Gerontocracy, the evidence shows, is well-established in most western democracies. In the UK, Germany, France and Italy, for instance, parliamentarians are disproportionately old, and positions of power within the Parliament - such as chairmanships of various committees - being usually bestowed upon the more experienced, i.e. older, Parliament members.
In our view, President Kufuor’s statement that the NPP is a conservative party and that people should serve their time should not be narrowly interpreted to mean that he does not see anybody from the under-sixty generation taking over after him. The Statesman is also of the view that when the President mentioned the immediate generation of leaders after him to be made up of the sixty-somethings of Akufo-Addo, Hackman, Addo Kufuor, Osafo-Maafo and co, he was not saying that those of a latter generation could not lead.
Indeed, The Statesman sees his mention of the next generation of Alan Kyerematen and Dan Botwe as rather an endorsement of their recognition as part of the party leadership and, therefore, meriting the right to contest for the highest office of the land through the NPP vehicle.
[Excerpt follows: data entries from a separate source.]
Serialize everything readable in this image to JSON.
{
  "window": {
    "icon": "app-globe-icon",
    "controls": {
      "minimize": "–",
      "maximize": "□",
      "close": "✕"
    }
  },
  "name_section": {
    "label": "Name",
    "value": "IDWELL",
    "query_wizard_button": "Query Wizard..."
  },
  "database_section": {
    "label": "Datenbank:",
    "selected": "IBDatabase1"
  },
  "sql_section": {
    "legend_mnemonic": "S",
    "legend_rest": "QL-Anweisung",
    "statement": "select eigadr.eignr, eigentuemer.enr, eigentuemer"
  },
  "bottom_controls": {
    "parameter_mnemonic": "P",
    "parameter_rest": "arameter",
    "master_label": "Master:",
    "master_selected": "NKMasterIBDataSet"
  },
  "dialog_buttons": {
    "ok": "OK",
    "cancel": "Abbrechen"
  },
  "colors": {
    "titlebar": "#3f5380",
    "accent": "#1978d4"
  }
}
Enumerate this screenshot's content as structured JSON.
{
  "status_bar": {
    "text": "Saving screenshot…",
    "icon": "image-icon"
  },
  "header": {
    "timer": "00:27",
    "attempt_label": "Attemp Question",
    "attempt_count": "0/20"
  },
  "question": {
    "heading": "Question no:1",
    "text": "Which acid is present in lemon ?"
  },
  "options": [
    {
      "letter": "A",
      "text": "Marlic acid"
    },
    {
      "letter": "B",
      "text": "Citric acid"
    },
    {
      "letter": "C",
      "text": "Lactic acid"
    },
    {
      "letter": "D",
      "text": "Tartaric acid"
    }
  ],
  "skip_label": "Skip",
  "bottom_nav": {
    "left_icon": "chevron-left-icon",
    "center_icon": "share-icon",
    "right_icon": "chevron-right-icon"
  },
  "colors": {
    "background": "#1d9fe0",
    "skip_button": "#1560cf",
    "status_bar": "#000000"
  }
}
It would therefore not be fair and proper for the NPP to be described as ‘a haven for gerontocrats’.
It is our considered view that age is not as relevant as loyalty, experience, maturity, vision, decisiveness, reputation, character, authority, and all the other attributes of leadership.
If it takes a 35-year-old with the right attributes to move Ghana to the next level then his or her age should not be a factor. If it takes a mentally healthy septuagenarian to bring the required leadership to bear, then so be it.
Youthfulness, dynamism on the one hand, experience and maturity on the other hand need not be exclusively mutual, with the first possessed by the young and the other possessed by the old.
Age can but only be a number unless it comes with the requirements of the job.